LIVIO GHIRINGHELLI - 19/12/2014

peristephanon

Le gerarchie ecclesiastiche hanno teso a fare della preghiera un fatto essenzialmente comunitario, assegnando all’orazione liturgica una dignità speciale; ma nella tradizione cristiana non meno importante è la preghiera, che in piena libertà di spirito e di espressione è segno di un accostamento solitario, tutto interiore, alla realtà divina. Il ritualismo ha permesso di conservare più facilmente il patrimonio esistente. In Occidente comunque lo sviluppo della liturgia non è stato ricco come invece in Oriente. Interessante è il comparto dell’ufficio divino o servizio delle ore canoniche, oltre quello concernente i sacramenti o la rievocazione di passi evangelici o di natura strettamente teologica. Nel primo contesto è da collocare la prima serie degli Inni della giornata di Aurelio Prudenzio Clemente (dall’Inno al canto del gallo a quello prima del sonno), celebrando invece gli altri feste cristiane, tra cui il Natale, o momenti significativi della vita di un cristiano (per e dopo il digiuno, per le esequie di un defunto ecc.).

Nato nel 348 (ignoriamo tutto della sua esistenza dopo il 405, anno della Prefazione a tutte le sue opere) Prudenzio è al contempo testimone dell’agonia di Roma e dell’affermazione decisiva della dottrina niceno-costantinopolitana (comunque le eresie pullularono fino a tutto il quinto secolo) e si accompagna a grandi figure come quelle di Ambrogio, Girolamo e Agostino, in Occidente, i tre “luminari di Cappadocia” in Oriente ( Basilio, Gregorio DI Nazianzo, Gregorio di Nissa) per non dire di San Giovanni Crisostomo.

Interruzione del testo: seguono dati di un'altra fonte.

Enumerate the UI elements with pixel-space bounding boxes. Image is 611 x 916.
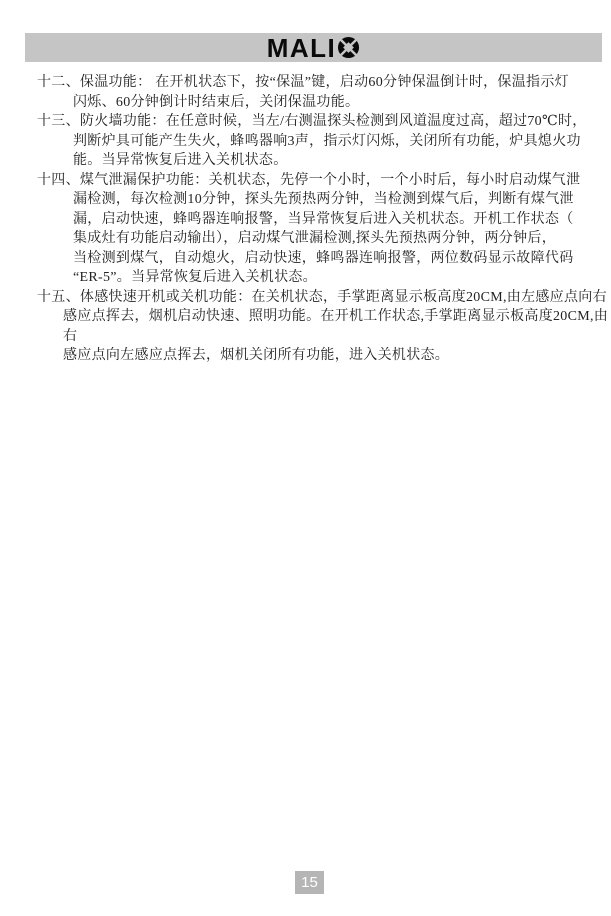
brand-wordmark: MALI [267,35,337,61]
manual-list: 十二、保温功能： 在开机状态下，按“保温”键，启动60分钟保温倒计时，保温指示灯… [37,73,609,366]
manual-item-15-gesture-power-function: 十五、体感快速开机或关机功能：在关机状态，手掌距离显示板高度20CM,由左感应点… [37,288,609,366]
segmented-circle-o-icon [337,36,360,59]
brand-logo: MALI [267,35,361,61]
manual-item-13-firewall-function: 十三、防火墙功能：在任意时候，当左/右测温探头检测到风道温度过高，超过70℃时，… [37,112,609,171]
manual-page: { "brand": { "wordmark": "MALI", "logo_i… [0,0,611,916]
page-number-badge: 15 [295,871,324,894]
brand-bar: MALI [25,33,602,62]
manual-item-14-gas-leak-protection: 十四、煤气泄漏保护功能：关机状态，先停一个小时，一个小时后，每小时启动煤气泄 漏… [37,171,609,288]
manual-item-12-keep-warm-function: 十二、保温功能： 在开机状态下，按“保温”键，启动60分钟保温倒计时，保温指示灯… [37,73,609,112]
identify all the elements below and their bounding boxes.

Prudenzio, ultimo poeta di Roma e primo al tempo stesso dell’Evo medio, è autore di ispirazione multiforme. Di carattere teologico più spiccato sono l’Apotheosis, sulla natura di Dio, l’Hamartigenia, o dell’origine del male; i due libri Contra Symmachum (sulla richiesta di Simmaco di un ritorno in Senato del simulacro della Vittoria) sono del genere didascalico; la Psychomachia apre ai poemi allegorici del Medio Evo; il Peristephanon (che celebra le corone dei martiri, autentiche Passiones in versi e il Cathemerinon sono le opere letterariamente più significative per la dimensione lirica.

Il Cathemerinon, accanto a momenti di enfasi e di prolissità, ne registra altri di sincero afflato poetico e di vera commozione. Precedenti illustri di Prudenzio sono Ilario di Poitiers, ma soprattutto Ambrogio (suo è il metro degli Inni I, II, XI, XII: strofe tetrastiche di dimetri giambici acatalettici). È l’autore di cui più subisce l’influenza, da cui dipende direttamente (v. di Ambrogio il Veni Redemptor gentium, il Christe redemptor omnium). Si danno dell’Inno per il Natale i passi più significativi con traduzione. Da sottolineare in merito alla strofa 21 che il bue e l’asinello rientrano in una antichissima tradizione ignota ai Vangeli. Quello di Luca è l’unico dei Vangeli, che narra per disteso la nascita di Gesù, fonte di tutta la poesia del Natale; è soltanto in lui che troviamo l’accenno ai pastori, che ricevono dall’angelo l’annuncio. Le ultime due strofe si riferiscono alla cecità di Israele, che non riconosce l’avvento del Figlio di Dio, con la conseguente reputazione di deicidio. L’inno in oggetto non era ovviamente recitato o cantato in pubblico, ma destinato alla lettura, a differenza di quelli di Ambrogio. La strofa n.5 viene a distinguere il Verbo insito nel Padre sin dall’eternità (Logos endiàthetos) dal Verbo creatore (Logos prophoricòs). La Sapienza rimane nel seno del Padre dopo la creazione, finché non si compia il tempo destinato alla discesa di Cristo tra gli uomini.